A good number of the actors who played the Superfans were Chicagoans or from the Chicago area - George Wendt, Joe Mantegna, Chris Farley. On the other hand, Farley grew up in Southern California, and Mike Myers, who it must be said has a decent ear for dialects, nevertheless hails from solidly cot/caught merging Canada. My suspicion is that the latter two actors suggested "sassage," and the Chicagoans didn't pick up on the wrongness of it, trusting Farley's Chicago roots and Myers's facility with accents. But the bottom line is that, as any good student of language knows, intuition is no substitute for data; language is so complex that as speakers we are unaware of how we speak. Just because we Chicagoans don't say "sassage" doesn't mean we know we don't.
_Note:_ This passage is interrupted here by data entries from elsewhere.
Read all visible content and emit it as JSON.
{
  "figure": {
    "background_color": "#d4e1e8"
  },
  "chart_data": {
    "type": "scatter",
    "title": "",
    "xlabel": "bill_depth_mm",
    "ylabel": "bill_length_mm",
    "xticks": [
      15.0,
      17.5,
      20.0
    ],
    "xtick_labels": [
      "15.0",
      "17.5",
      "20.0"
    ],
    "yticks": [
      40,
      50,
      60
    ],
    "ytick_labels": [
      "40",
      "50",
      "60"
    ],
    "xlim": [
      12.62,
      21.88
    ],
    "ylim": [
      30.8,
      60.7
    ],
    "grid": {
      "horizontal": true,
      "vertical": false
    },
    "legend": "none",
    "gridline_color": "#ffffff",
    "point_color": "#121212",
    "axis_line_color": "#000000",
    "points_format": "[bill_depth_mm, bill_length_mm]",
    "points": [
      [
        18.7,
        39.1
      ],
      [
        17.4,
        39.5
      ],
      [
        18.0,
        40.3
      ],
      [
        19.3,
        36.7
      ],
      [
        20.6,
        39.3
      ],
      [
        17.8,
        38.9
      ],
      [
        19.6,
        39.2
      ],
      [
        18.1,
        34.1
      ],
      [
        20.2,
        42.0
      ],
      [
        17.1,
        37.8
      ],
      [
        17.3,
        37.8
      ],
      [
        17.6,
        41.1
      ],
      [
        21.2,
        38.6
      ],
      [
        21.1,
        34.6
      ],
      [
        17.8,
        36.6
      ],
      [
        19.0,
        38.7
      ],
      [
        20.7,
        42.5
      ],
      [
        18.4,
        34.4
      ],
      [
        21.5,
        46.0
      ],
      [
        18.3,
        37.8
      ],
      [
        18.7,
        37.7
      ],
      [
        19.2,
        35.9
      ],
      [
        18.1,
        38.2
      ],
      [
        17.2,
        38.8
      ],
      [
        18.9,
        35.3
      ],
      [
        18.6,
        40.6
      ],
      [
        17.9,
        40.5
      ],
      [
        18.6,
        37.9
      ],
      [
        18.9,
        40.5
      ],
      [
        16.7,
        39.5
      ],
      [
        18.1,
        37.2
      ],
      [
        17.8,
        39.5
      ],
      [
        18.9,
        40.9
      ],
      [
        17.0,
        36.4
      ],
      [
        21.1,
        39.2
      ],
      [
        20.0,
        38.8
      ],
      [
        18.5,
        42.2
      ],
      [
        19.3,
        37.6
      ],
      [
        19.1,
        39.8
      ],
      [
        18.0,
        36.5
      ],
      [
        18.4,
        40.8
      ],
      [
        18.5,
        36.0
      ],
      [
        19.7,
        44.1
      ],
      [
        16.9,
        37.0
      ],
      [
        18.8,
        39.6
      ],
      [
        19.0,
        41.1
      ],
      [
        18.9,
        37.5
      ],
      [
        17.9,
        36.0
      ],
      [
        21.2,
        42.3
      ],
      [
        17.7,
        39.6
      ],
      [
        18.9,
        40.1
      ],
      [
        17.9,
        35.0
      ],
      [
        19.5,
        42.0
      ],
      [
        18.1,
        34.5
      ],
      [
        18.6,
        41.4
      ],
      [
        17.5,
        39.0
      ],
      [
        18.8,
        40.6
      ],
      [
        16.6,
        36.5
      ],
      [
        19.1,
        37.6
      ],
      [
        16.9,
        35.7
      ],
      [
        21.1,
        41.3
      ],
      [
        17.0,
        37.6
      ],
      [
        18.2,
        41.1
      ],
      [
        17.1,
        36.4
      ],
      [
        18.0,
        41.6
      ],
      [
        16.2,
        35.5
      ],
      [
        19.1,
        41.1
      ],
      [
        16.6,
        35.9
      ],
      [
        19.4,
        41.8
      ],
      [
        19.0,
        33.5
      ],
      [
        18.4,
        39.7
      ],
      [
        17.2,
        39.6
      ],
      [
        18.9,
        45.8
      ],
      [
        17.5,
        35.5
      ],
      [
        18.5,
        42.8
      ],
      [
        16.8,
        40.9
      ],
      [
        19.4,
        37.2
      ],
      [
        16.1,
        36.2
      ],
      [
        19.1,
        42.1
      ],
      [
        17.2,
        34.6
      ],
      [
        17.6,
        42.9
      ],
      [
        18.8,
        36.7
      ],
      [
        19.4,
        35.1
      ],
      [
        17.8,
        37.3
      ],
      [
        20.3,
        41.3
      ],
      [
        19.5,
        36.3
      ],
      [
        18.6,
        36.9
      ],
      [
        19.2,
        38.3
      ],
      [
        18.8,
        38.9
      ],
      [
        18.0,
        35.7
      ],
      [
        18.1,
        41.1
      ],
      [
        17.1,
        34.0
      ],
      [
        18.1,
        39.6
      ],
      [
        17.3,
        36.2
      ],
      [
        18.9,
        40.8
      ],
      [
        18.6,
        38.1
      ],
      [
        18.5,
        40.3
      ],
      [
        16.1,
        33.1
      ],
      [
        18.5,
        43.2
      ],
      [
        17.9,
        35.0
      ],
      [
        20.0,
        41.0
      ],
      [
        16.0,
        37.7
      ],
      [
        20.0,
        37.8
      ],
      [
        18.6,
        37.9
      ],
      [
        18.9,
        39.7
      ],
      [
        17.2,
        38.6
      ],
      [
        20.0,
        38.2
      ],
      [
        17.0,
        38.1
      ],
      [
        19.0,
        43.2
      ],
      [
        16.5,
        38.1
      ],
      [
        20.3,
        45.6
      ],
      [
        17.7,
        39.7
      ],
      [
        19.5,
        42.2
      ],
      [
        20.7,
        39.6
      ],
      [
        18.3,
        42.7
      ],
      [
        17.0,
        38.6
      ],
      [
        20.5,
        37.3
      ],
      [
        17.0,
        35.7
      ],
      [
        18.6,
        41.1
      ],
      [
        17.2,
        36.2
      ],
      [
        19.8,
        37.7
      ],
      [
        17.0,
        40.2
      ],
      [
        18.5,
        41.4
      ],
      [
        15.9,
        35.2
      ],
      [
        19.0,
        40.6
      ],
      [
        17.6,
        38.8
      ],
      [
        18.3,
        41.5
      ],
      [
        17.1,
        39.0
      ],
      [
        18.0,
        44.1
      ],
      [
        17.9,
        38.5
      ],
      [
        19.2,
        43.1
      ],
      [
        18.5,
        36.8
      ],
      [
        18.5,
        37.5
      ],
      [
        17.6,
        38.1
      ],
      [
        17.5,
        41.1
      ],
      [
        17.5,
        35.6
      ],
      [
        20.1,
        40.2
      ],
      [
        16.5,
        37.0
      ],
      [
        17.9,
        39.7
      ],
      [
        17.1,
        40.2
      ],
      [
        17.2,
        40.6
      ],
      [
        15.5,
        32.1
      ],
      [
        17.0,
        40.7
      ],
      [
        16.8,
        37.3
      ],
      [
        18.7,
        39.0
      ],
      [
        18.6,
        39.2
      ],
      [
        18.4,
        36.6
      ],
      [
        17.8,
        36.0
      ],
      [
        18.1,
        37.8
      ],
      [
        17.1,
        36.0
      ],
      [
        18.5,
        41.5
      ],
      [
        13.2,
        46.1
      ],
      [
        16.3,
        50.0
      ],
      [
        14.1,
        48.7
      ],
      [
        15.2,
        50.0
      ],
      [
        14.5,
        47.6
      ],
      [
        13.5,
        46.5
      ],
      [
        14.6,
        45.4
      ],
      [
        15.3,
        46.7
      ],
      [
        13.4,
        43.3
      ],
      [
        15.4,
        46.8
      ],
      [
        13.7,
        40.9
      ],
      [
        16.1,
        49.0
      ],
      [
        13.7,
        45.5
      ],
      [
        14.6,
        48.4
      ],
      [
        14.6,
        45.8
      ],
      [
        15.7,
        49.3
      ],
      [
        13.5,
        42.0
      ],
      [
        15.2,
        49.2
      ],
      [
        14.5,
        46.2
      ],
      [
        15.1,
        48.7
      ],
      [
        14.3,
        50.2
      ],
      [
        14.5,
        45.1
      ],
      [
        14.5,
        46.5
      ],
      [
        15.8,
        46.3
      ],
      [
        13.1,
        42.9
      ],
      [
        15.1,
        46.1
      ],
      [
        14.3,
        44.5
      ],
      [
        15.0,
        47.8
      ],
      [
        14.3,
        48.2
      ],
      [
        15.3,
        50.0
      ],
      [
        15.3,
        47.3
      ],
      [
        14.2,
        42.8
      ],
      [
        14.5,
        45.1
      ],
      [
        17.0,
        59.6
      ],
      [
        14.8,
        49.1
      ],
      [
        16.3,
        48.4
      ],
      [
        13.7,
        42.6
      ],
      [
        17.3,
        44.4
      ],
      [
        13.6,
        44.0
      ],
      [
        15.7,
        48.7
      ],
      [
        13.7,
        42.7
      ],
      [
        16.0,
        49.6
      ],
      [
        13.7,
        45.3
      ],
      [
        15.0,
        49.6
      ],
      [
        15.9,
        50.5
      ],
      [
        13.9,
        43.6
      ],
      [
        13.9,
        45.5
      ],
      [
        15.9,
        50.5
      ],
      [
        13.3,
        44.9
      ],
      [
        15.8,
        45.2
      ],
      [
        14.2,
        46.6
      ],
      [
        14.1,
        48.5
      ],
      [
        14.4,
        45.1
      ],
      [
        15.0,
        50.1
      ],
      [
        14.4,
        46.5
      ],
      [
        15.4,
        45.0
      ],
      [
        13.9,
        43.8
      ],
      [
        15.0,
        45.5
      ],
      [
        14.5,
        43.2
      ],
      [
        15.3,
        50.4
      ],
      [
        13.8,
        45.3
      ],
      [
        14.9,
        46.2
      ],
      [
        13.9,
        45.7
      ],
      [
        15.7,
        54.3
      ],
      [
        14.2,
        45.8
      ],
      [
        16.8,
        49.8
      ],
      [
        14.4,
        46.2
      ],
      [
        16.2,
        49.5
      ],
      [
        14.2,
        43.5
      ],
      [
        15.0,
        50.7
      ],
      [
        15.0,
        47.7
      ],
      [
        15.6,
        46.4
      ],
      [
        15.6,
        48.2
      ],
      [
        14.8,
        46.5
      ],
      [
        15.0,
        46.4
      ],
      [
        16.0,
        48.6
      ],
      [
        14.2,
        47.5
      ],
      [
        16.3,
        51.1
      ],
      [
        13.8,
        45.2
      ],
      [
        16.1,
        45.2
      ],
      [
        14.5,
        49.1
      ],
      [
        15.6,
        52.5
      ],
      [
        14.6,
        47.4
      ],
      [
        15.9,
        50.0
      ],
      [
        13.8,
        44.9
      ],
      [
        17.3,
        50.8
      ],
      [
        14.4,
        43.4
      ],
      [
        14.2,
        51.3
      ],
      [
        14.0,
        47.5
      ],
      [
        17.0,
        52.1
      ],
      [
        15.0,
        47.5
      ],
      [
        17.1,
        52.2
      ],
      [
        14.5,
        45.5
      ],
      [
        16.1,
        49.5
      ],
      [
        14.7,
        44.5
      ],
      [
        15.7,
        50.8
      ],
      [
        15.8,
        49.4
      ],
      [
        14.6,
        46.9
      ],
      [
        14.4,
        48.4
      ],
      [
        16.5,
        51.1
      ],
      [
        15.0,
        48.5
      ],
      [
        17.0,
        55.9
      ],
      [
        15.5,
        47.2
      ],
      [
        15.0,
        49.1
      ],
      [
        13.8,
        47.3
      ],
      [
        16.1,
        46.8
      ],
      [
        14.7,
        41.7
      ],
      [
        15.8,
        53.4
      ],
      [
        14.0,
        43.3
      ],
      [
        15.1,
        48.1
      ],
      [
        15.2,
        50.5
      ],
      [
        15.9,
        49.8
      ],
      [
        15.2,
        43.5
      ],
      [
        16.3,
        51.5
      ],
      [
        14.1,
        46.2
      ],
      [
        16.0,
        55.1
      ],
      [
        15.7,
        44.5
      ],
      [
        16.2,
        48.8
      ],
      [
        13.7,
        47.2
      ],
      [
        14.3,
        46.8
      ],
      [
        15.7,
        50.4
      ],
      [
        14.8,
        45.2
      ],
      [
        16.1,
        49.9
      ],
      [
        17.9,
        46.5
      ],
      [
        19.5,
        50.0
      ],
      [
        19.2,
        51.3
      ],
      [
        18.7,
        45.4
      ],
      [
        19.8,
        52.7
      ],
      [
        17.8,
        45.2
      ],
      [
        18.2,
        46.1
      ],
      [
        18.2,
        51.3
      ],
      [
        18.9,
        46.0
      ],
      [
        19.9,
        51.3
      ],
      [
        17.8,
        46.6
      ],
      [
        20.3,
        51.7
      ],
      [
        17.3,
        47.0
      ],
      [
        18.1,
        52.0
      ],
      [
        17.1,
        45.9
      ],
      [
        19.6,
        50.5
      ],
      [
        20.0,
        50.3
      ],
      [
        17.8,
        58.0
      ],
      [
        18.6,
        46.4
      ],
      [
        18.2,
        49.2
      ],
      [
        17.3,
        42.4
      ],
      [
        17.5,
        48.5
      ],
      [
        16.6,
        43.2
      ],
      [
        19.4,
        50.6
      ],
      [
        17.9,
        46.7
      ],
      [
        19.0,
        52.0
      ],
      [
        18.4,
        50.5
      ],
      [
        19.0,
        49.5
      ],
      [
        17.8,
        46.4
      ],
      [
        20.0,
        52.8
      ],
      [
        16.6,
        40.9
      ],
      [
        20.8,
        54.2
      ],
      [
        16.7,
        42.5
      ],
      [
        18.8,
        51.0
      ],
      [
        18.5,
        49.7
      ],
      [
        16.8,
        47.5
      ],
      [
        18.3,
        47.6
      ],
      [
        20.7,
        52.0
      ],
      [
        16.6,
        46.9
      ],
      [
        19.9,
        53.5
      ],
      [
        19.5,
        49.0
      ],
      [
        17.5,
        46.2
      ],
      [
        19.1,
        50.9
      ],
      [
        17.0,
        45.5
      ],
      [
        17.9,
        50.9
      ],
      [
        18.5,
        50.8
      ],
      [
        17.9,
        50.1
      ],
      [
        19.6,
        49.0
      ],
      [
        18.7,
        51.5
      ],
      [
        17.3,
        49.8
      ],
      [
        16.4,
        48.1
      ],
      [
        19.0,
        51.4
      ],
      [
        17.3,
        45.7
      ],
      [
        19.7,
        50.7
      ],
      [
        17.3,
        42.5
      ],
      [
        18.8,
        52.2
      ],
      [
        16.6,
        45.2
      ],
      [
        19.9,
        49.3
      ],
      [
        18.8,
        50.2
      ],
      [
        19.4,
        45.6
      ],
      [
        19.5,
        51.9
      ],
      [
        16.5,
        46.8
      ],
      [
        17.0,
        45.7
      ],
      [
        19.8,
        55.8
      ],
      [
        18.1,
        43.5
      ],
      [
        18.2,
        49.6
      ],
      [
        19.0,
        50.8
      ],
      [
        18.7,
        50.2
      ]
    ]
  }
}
Case in point? Ask just about any Chicagoan what the locals call the city, and they will immediately reply "Chicaahgo." But that just ain't true. Listen to this sample from York University. Wait until the end. Hear that? That's how we say it. Don't let anybody tell you otherwise.

2 comments:

the chocolate doctor מרת שאקאלאד said...

Queenie,

You are agreeing with Ben. "Sausage" is pronounced in your trachia of the woods or whatever it is with the "cot" vowel, but not with the "cat" vowel as in the show.

Ben,
I think it is possible that in the TV show you describe, the mis-pronunciation of sausage was not a mistake but a deliberate hyper-correction for the sake of making it funnier. I am thinking of many Yiddish satirical songs in which Eastern or Central Yiddish dialects are exaggerated for comic effect. For instance in "a khazndl in amerike," the "Galitsiyaner" pronounces "oy vey" as "ay vay." It is true that the Central Yiddish speaker would pronounce the "vey" part as "vay." He would not pronounce "oy" as "ay" and Lebedeff knew this as well as anyone, but since NEY has oy->ey and CY has ey->ay, line them all up and get "ay vay"
similarly caught -> cot plus cot-> cat equals caught->cat and Sausage -> sassage

Ben said...

Lots of interesting stuff. First off, Chocolate Lady, I think you're absolutely right that SNL Chicagoese is like stage Central Yiddish. I've heard, in fact, this stage dialect called "Paylish," another exaggerated misapplication of Central Yiddish vowels. As for "oy vey," I've always wondered why this isn't "ou vay" in Central Yiddish, given the protovowels. I've never heard "ou vay," though, and I have heard "oy vay" plenty.

Incidentally, as I'm typing this, I'm listening to Brian Lehrer on WNYC (a local NPR affiliate), and I noticed that one of the callers just now was clearly a young Yiddish speaker. Then I realized he was one of my Central Yiddish 'informants,' and was in fact the groom at a wedding that both the Chocolate Lady and me were guests at.

But yes, Queenie, I agree that you were disagreeing with me, and moreover you are right to do so - I trust you about a hundred times more than I trust myself on this subject, not only because you study it and I don't, but your claims are based in data, and mine aren't. It's pretty interesting that even though both of us don't merge cot and caught, our cots and caughts don't shake down the same way; I'm sure that I have cot in watch and caught in Chicago and sausage. As my grandfather would have said, how 'bout that?

As for hot dog, I do have different vowels in the individual words, but I could imagine myself saying "hot dog" with two "cots." Weird.